Me agarran épocas en que me fascino con la mente de algxn escritxr, cineastx, artistx.  Qué piensa, cómo percibe la realidad, como expresa y con qué materiales trabaja en esa expresión. Siento que esas palabras, imágenes, sonidos resuenan en mí.  Atraviesan mi pensamiento, mi cuerpo y me dan una energía que parecen despertarme, quitarle un velo a la realidad aunque la vistan con otra prenda.

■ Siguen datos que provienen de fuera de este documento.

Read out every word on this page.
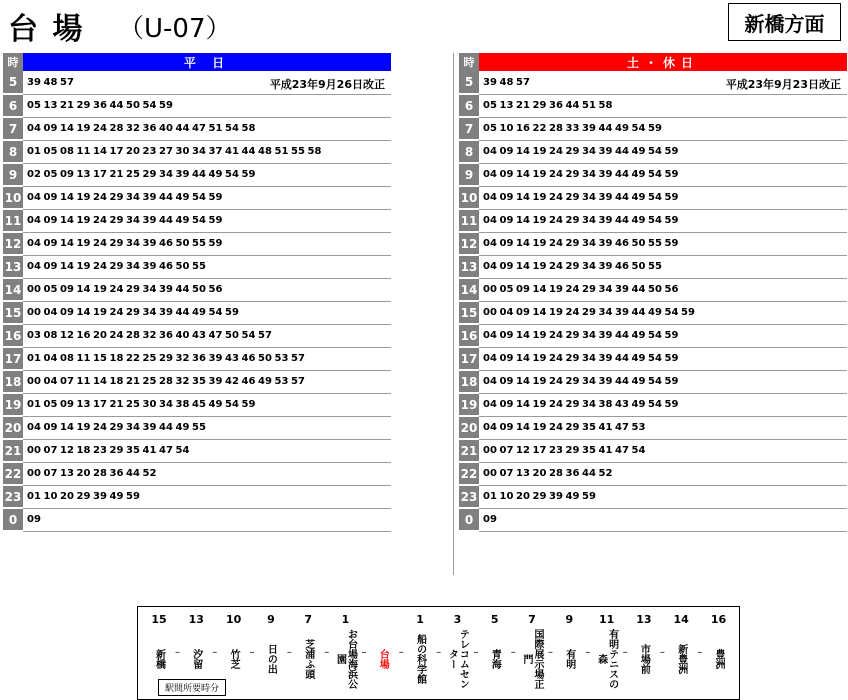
台 場 （U-07）	新橋方面
時	平 日
5	39 48 57 平成23年9月26日改正

6	05 13 21 29 36 44 50 54 59
7	04 09 14 19 24 28 32 36 40 44 47 51 54 58
8	01 05 08 11 14 17 20 23 27 30 34 37 41 44 48 51 55 58
9	02 05 09 13 17 21 25 29 34 39 44 49 54 59
10	04 09 14 19 24 29 34 39 44 49 54 59
11	04 09 14 19 24 29 34 39 44 49 54 59
12	04 09 14 19 24 29 34 39 46 50 55 59
13	04 09 14 19 24 29 34 39 46 50 55
14	00 05 09 14 19 24 29 34 39 44 50 56
15	00 04 09 14 19 24 29 34 39 44 49 54 59
16	03 08 12 16 20 24 28 32 36 40 43 47 50 54 57
17	01 04 08 11 15 18 22 25 29 32 36 39 43 46 50 53 57
18	00 04 07 11 14 18 21 25 28 32 35 39 42 46 49 53 57
19	01 05 09 13 17 21 25 30 34 38 45 49 54 59
20	04 09 14 19 24 29 34 39 44 49 55
21	00 07 12 18 23 29 35 41 47 54
22	00 07 13 20 28 36 44 52
23	01 10 20 29 39 49 59
0	09
時	土・休日
5	39 48 57 平成23年9月23日改正

6	05 13 21 29 36 44 51 58
7	05 10 16 22 28 33 39 44 49 54 59
8	04 09 14 19 24 29 34 39 44 49 54 59
9	04 09 14 19 24 29 34 39 44 49 54 59
10	04 09 14 19 24 29 34 39 44 49 54 59
11	04 09 14 19 24 29 34 39 44 49 54 59
12	04 09 14 19 24 29 34 39 46 50 55 59
13	04 09 14 19 24 29 34 39 46 50 55
14	00 05 09 14 19 24 29 34 39 44 50 56
15	00 04 09 14 19 24 29 34 39 44 49 54 59
16	04 09 14 19 24 29 34 39 44 49 54 59
17	04 09 14 19 24 29 34 39 44 49 54 59
18	04 09 14 19 24 29 34 39 44 49 54 59
19	04 09 14 19 24 29 34 38 43 49 54 59
20	04 09 14 19 24 29 35 41 47 53
21	00 07 12 17 23 29 35 41 47 54
22	00 07 13 20 28 36 44 52
23	01 10 20 29 39 49 59
0	09
駅間所要時分
15
新橋 –
13
汐留 –
10
竹芝 –
9
日の出 –
7
芝浦ふ頭 –
1
お台場海浜公園
– 台場 –
1
船の科学館 –
3
テレコムセンター	–
5
青海 –
7
国際展示場正門
–
9
有明 –
11
有明テニスの森
–
13
市場前 –
14
新豊洲 –
16
豊洲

Ayer terminé de leer María Domecq de Juan Forn, una novela redonda. No sólo por como escribe -así, en eterno presente lo quiero recordar- y que además profundiza usando el lenguaje más coloquial, sino también por estar en el meta, más allá de su novela, más allá de sí mismo y por encima de todo eso. 

Rescato las últimas palabras del libro donde cita a Kazimierz Brandys: "... nos narramos sin tregua una historia inventada por nosotros, una de la que extraemos nuestro origen y en la que encontramos confirmación, una historia que nos obstinamos en creer porque solo ella puede salvarnos". 

Forn dice que con esa novela pudo transformar en pasado, en relato, algo que amenazaba ser un presente perpetuo. Un rito de pasaje que le permitió pasar de la enajenación y el miedo a una vida más dichosa. 

Pienso en él, pienso en mí y tomo la decisión de contarme y contar historias.